Saturday, 3 April 2010

Skin deep

Beauty is a strangely intangible concept. What floats one person's boat might have the next onlooker dry heaving into their cupped palms.

It's also a constantly evolving concept, adapting to reflect other societal pressures and influences.

For instance, after decades of unattainable, cosmetically-enhanced hotties dominating the glossies, FHM tried to broaden people's minds by recapturing the magic of those 'girls next door' with its High Street Honeys campaign.

Like the grimly depressing 'Readers Wives' magazines that clog up the top shelves in your local newsagents, but without the hamburger shots, HSH makes a virtue of the kind of girls usually seen pushing a double stroller around Lakeside. Rather than airbrushed, many of these girls look like they've been given a good sand-blasting.
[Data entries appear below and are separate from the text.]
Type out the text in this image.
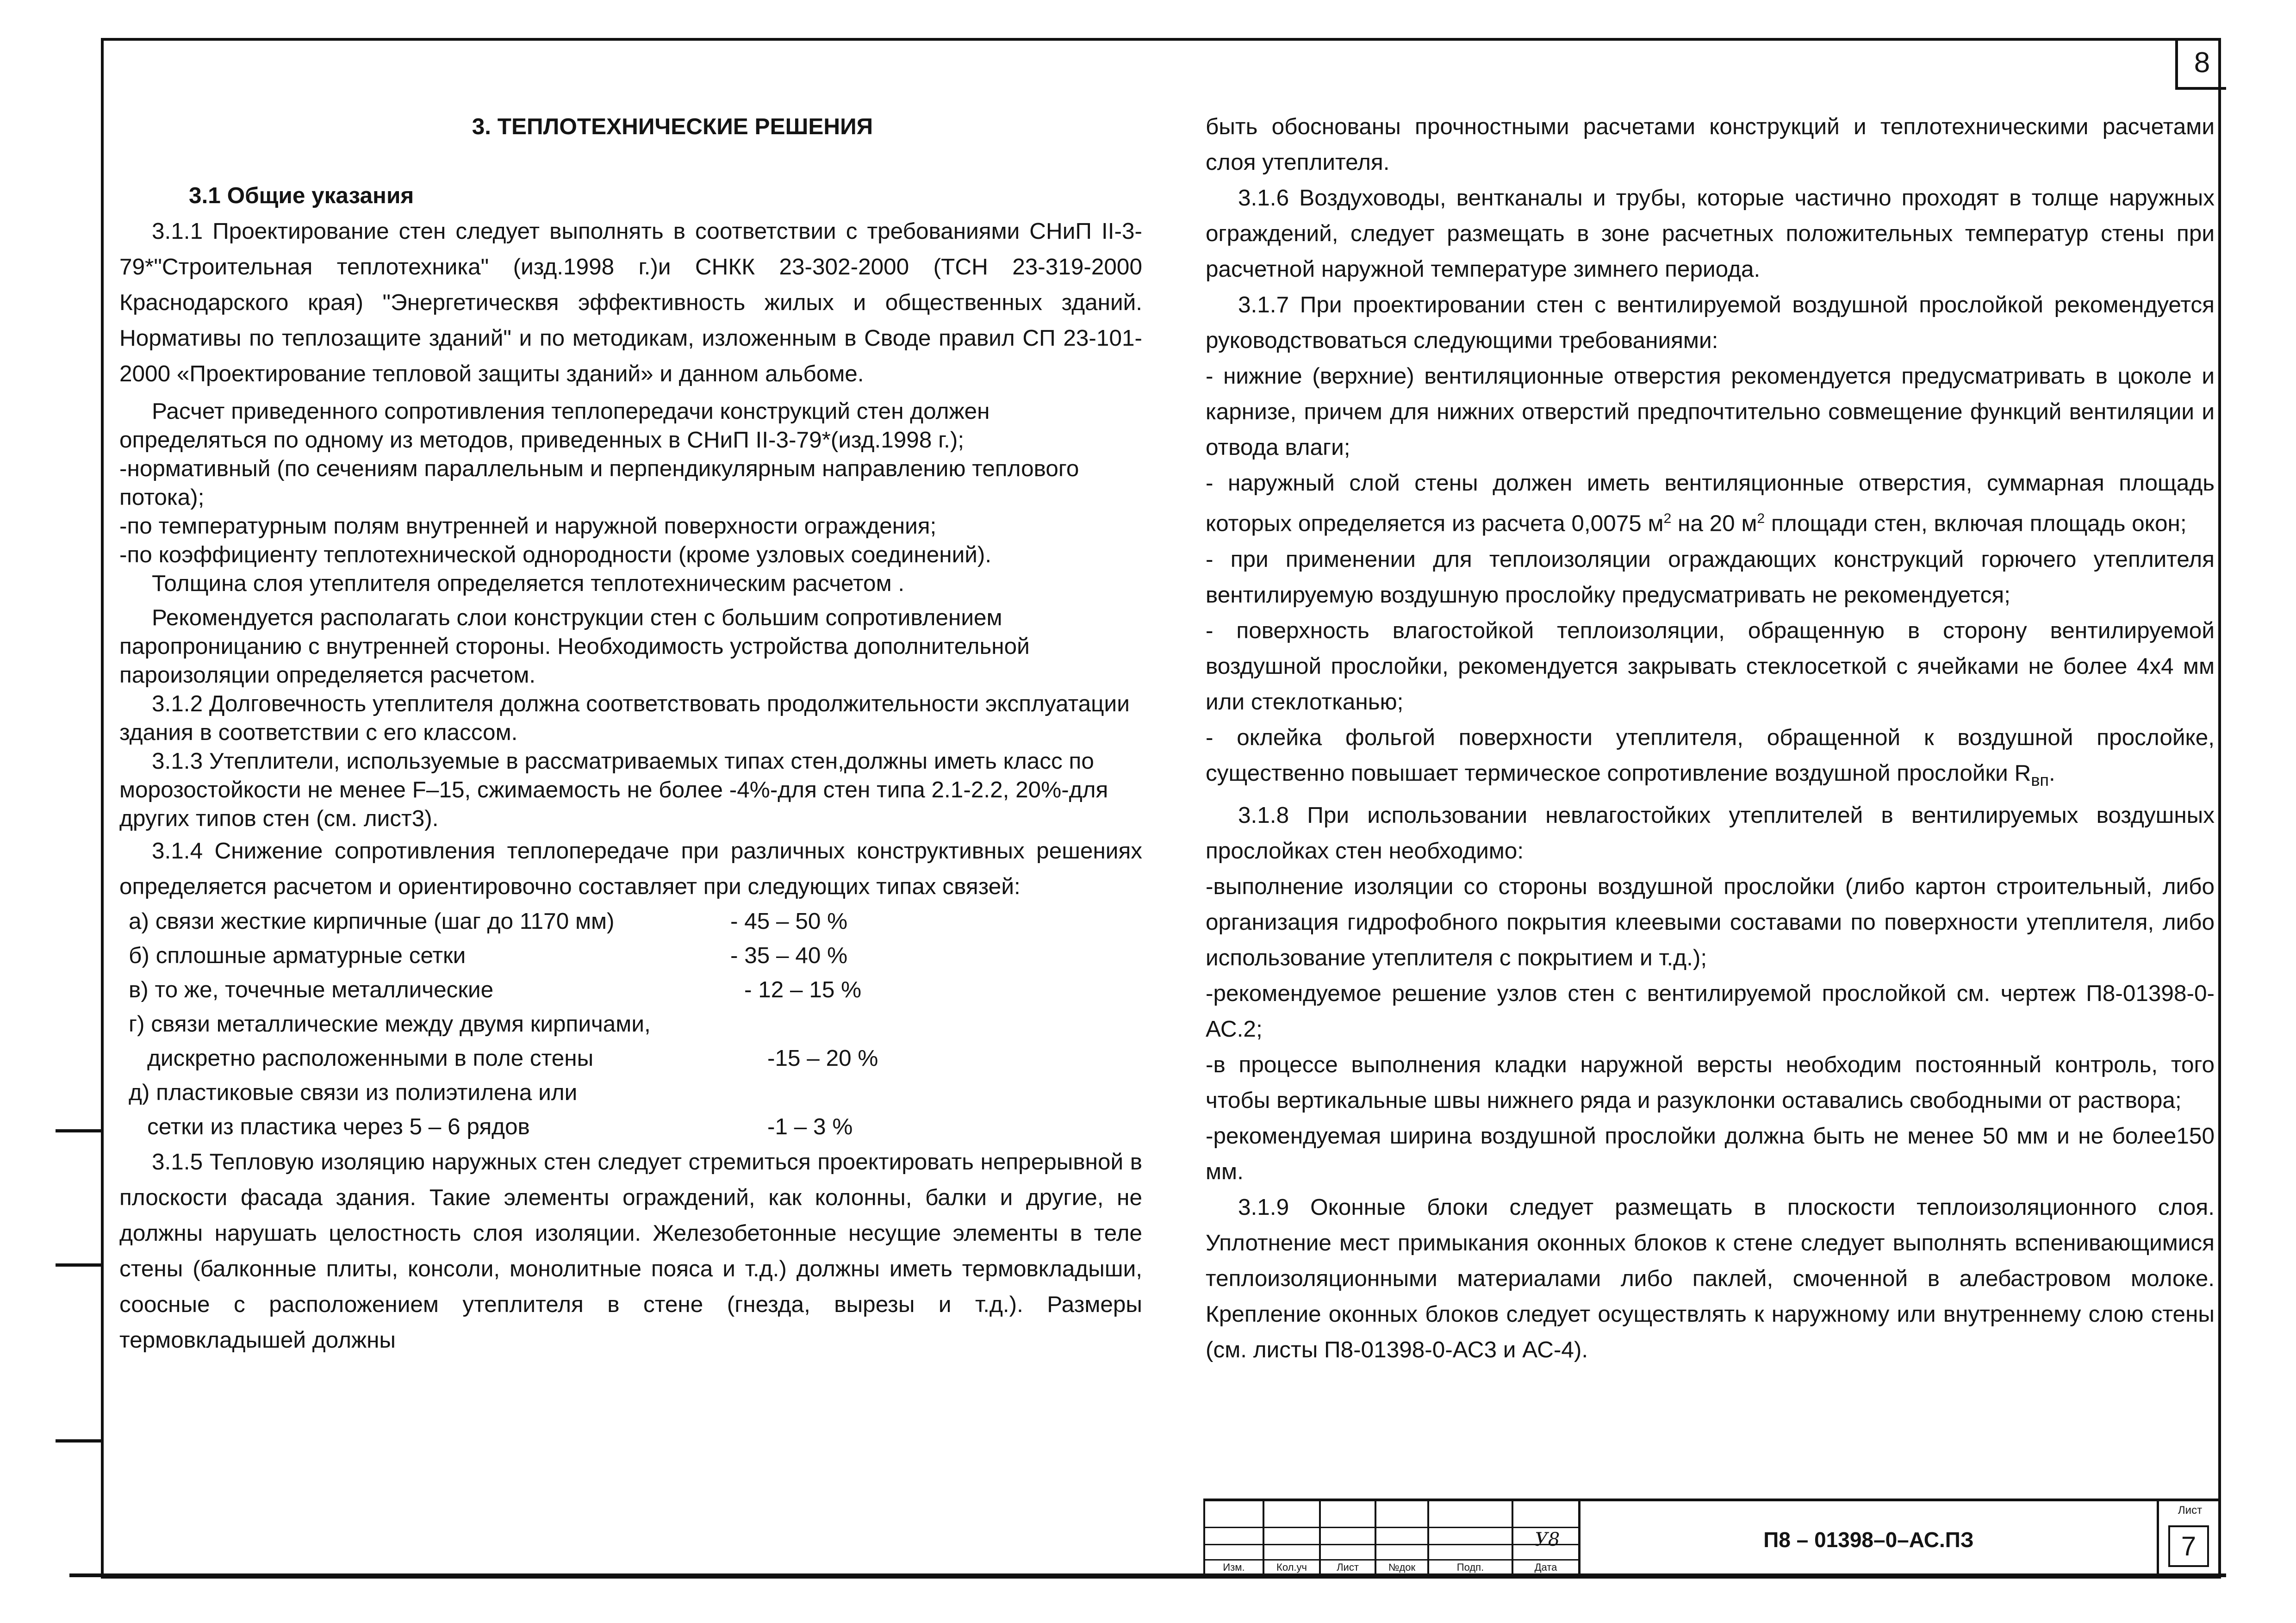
8

3. ТЕПЛОТЕХНИЧЕСКИЕ РЕШЕНИЯ

3.1 Общие указания

3.1.1 Проектирование стен следует выполнять в соответствии с требованиями СНиП II-3-79*"Строительная теплотехника" (изд.1998 г.)и СНКК 23-302-2000 (ТСН 23-319-2000 Краснодарского края) "Энергетическвя эффективность жилых и общественных зданий. Нормативы по теплозащите зданий" и по методикам, изложенным в Своде правил СП 23-101-2000 «Проектирование тепловой защиты зданий» и данном альбоме.

Расчет приведенного сопротивления теплопередачи конструкций стен должен определяться по одному из методов, приведенных в СНиП II-3-79*(изд.1998 г.);

-нормативный (по сечениям параллельным и перпендикулярным направлению теплового потока);

-по температурным полям внутренней и наружной поверхности ограждения;

-по коэффициенту теплотехнической однородности (кроме узловых соединений).

Толщина слоя утеплителя определяется теплотехническим расчетом .

Рекомендуется располагать слои конструкции стен с большим сопротивлением паропроницанию с внутренней стороны. Необходимость устройства дополнительной пароизоляции определяется расчетом.

3.1.2 Долговечность утеплителя должна соответствовать продолжительности эксплуатации здания в соответствии с его классом.

3.1.3 Утеплители, используемые в рассматриваемых типах стен,должны иметь класс по морозостойкости не менее F–15, сжимаемость не более -4%-для стен типа 2.1-2.2, 20%-для других типов стен (см. лист3).

3.1.4 Снижение сопротивления теплопередаче при различных конструктивных решениях определяется расчетом и ориентировочно составляет при следующих типах связей:

а) связи жесткие кирпичные (шаг до 1170 мм)	- 45 – 50 %
б) сплошные арматурные сетки	- 35 – 40 %
в) то же, точечные металлические	- 12 – 15 %
г) связи металлические между двумя кирпичами,
дискретно расположенными в поле стены	-15 – 20 %
д) пластиковые связи из полиэтилена или
сетки из пластика через 5 – 6 рядов	-1 – 3 %

3.1.5 Тепловую изоляцию наружных стен следует стремиться проектировать непрерывной в плоскости фасада здания. Такие элементы ограждений, как колонны, балки и другие, не должны нарушать целостность слоя изоляции. Железобетонные несущие элементы в теле стены (балконные плиты, консоли, монолитные пояса и т.д.) должны иметь термовкладыши, соосные с расположением утеплителя в стене (гнезда, вырезы и т.д.). Размеры термовкладышей должны

быть обоснованы прочностными расчетами конструкций и теплотехническими расчетами слоя утеплителя.

3.1.6 Воздуховоды, вентканалы и трубы, которые частично проходят в толще наружных ограждений, следует размещать в зоне расчетных положительных температур стены при расчетной наружной температуре зимнего периода.

3.1.7 При проектировании стен с вентилируемой воздушной прослойкой рекомендуется руководствоваться следующими требованиями:

- нижние (верхние) вентиляционные отверстия рекомендуется предусматривать в цоколе и карнизе, причем для нижних отверстий предпочтительно совмещение функций вентиляции и отвода влаги;

- наружный слой стены должен иметь вентиляционные отверстия, суммарная площадь которых определяется из расчета 0,0075 $м^2$ на 20 $м^2$ площади стен, включая площадь окон;

- при применении для теплоизоляции ограждающих конструкций горючего утеплителя вентилируемую воздушную прослойку предусматривать не рекомендуется;

- поверхность влагостойкой теплоизоляции, обращенную в сторону вентилируемой воздушной прослойки, рекомендуется закрывать стеклосеткой с ячейками не более 4х4 мм или стеклотканью;

- оклейка фольгой поверхности утеплителя, обращенной к воздушной прослойке, существенно повышает термическое сопротивление воздушной прослойки $R_{вп}$.

3.1.8 При использовании невлагостойких утеплителей в вентилируемых воздушных прослойках стен необходимо:

-выполнение изоляции со стороны воздушной прослойки (либо картон строительный, либо организация гидрофобного покрытия клеевыми составами по поверхности утеплителя, либо использование утеплителя с покрытием и т.д.);

-рекомендуемое решение узлов стен с вентилируемой прослойкой см. чертеж П8-01398-0-АС.2;

-в процессе выполнения кладки наружной версты необходим постоянный контроль, того чтобы вертикальные швы нижнего ряда и разуклонки оставались свободными от раствора;

-рекомендуемая ширина воздушной прослойки должна быть не менее 50 мм и не более150 мм.

3.1.9 Оконные блоки следует размещать в плоскости теплоизоляционного слоя. Уплотнение мест примыкания оконных блоков к стене следует выполнять вспенивающимися теплоизоляционными материалами либо паклей, смоченной в алебастровом молоке. Крепление оконных блоков следует осуществлять к наружному или внутреннему слою стены (см. листы П8-01398-0-АС3 и АС-4).

Изм.	Кол.уч	Лист	№док	Подп.	Дата
У8	П8 – 01398–0–АС.ПЗ
Лист
7
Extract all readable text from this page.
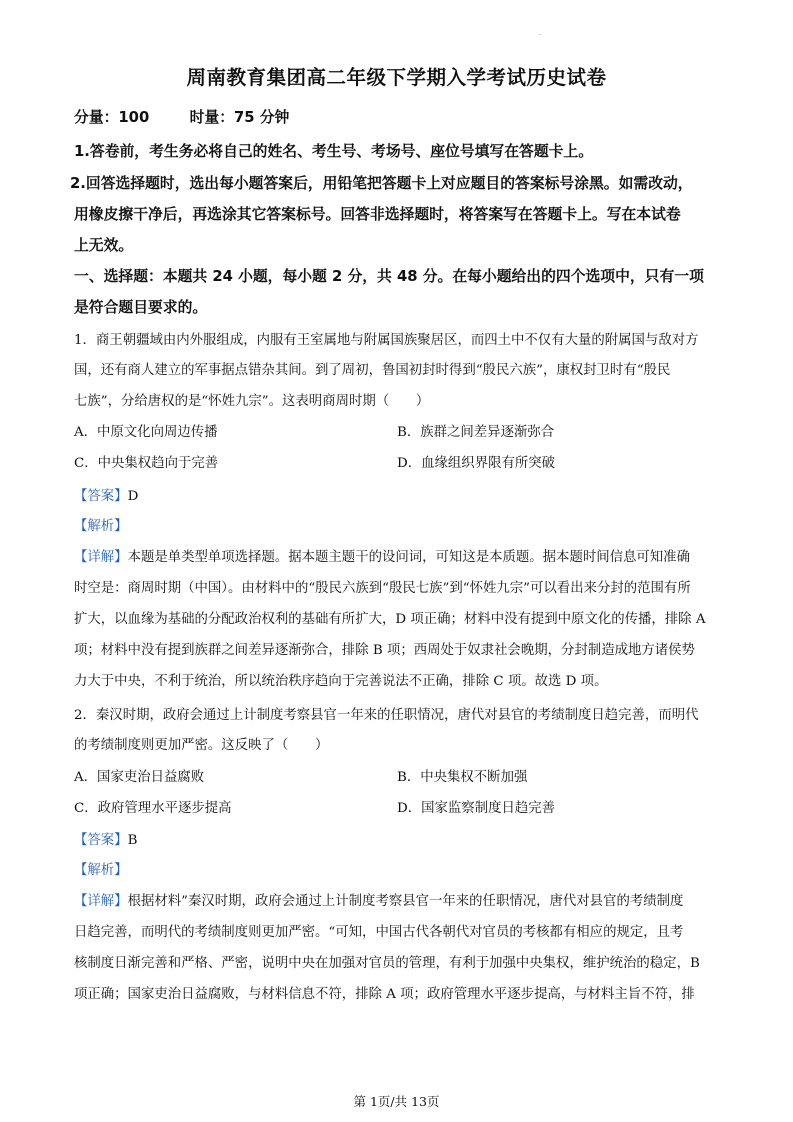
.
周南教育集团高二年级下学期入学考试历史试卷
分量：100	时量：75 分钟
1.答卷前，考生务必将自己的姓名、考生号、考场号、座位号填写在答题卡上。
2.回答选择题时，选出每小题答案后，用铅笔把答题卡上对应题目的答案标号涂黑。如需改动，
用橡皮擦干净后，再选涂其它答案标号。回答非选择题时，将答案写在答题卡上。写在本试卷
上无效。
一、选择题：本题共 24 小题，每小题 2 分，共 48 分。在每小题给出的四个选项中，只有一项
是符合题目要求的。
1．商王朝疆域由内外服组成，内服有王室属地与附属国族聚居区，而四土中不仅有大量的附属国与敌对方
国，还有商人建立的军事据点错杂其间。到了周初，鲁国初封时得到“殷民六族”，康权封卫时有“殷民
七族”，分给唐权的是“怀姓九宗”。这表明商周时期（　　）
A．中原文化向周边传播	B．族群之间差异逐渐弥合
C．中央集权趋向于完善	D．血缘组织界限有所突破
【答案】D
【解析】
【详解】本题是单类型单项选择题。据本题主题干的设问词，可知这是本质题。据本题时间信息可知准确
时空是：商周时期（中国）。由材料中的“殷民六族到“殷民七族”到“怀姓九宗”可以看出来分封的范围有所
扩大，以血缘为基础的分配政治权利的基础有所扩大，D 项正确；材料中没有提到中原文化的传播，排除 A
项；材料中没有提到族群之间差异逐渐弥合，排除 B 项；西周处于奴隶社会晚期，分封制造成地方诸侯势
力大于中央，不利于统治，所以统治秩序趋向于完善说法不正确，排除 C 项。故选 D 项。
2．秦汉时期，政府会通过上计制度考察县官一年来的任职情况，唐代对县官的考绩制度日趋完善，而明代
的考绩制度则更加严密。这反映了（　　）
A．国家吏治日益腐败	B．中央集权不断加强
C．政府管理水平逐步提高	D．国家监察制度日趋完善
【答案】B
【解析】
【详解】根据材料”秦汉时期，政府会通过上计制度考察县官一年来的任职情况，唐代对县官的考绩制度
日趋完善，而明代的考绩制度则更加严密。“可知，中国古代各朝代对官员的考核都有相应的规定，且考
核制度日渐完善和严格、严密，说明中央在加强对官员的管理，有利于加强中央集权，维护统治的稳定，B
项正确；国家吏治日益腐败，与材料信息不符，排除 A 项；政府管理水平逐步提高，与材料主旨不符，排
第 1页/共 13页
Similarly, their make-up isn't so much artfully applied, as hurled from across the room.

But even the High Street Honeys look like candidates for the Paris catwalk, when compared with the hard-faced harridans gathered under the unpleasant banner of BNP Babes.

Profiled in a recent article in so-cool-it-hurts Vice magazine, the BNP Babes are a collection of low-res lovelies with the political beliefs of Enoch Powell and the collective intellect of an ASDA Bag-For-Life.

Deciding that the BNP should be hoisted by its own retards, Vice interrogated the girls' deeply-held and well thought out perspectives on issues of modern racial integration. The results were akin to asking a fourth-grade student to explain the motivations of the Tolpuddle Martyrs.

Sample exchange: What first attracted you to the BNP?
I don’t know. I couldn’t really actually tell you. There were a couple of the sentences I agreed with. Basically about how immigrants are coming and taking people’s jobs and that.

Throughout their interviews, Rebecca, Jo and Helen happily play along, utterly oblivious to the fact that they're being ridiculed. Admittedly, most people would become suspicious when asked "Has anything amusing ever happened to you in connection with spoons?", but the girls gamely attempt to soldier on, even choosing between "Hieronymus Bosch or a Bosch electric sander?"

Aside from an alarming insight into our falling standards of education, the article portrays three girls who've been easily manipulated by more forceful personalities into adopting an ugly perspective on the world.

The problem is, education and dialogue is the only way to break through the culture of ignorance and misinformation that swells the BNP's ranks every day. Not pointing and jeering at these misguided young women, as they pout in their cheap underwear and drape themselves in the Union flag.

In the war on drugs, law enforcement agencies have two choices - punish the end-users, who are really just victims themselves, or go after the suppliers. I wonder whether maybe racism demands a similar approach.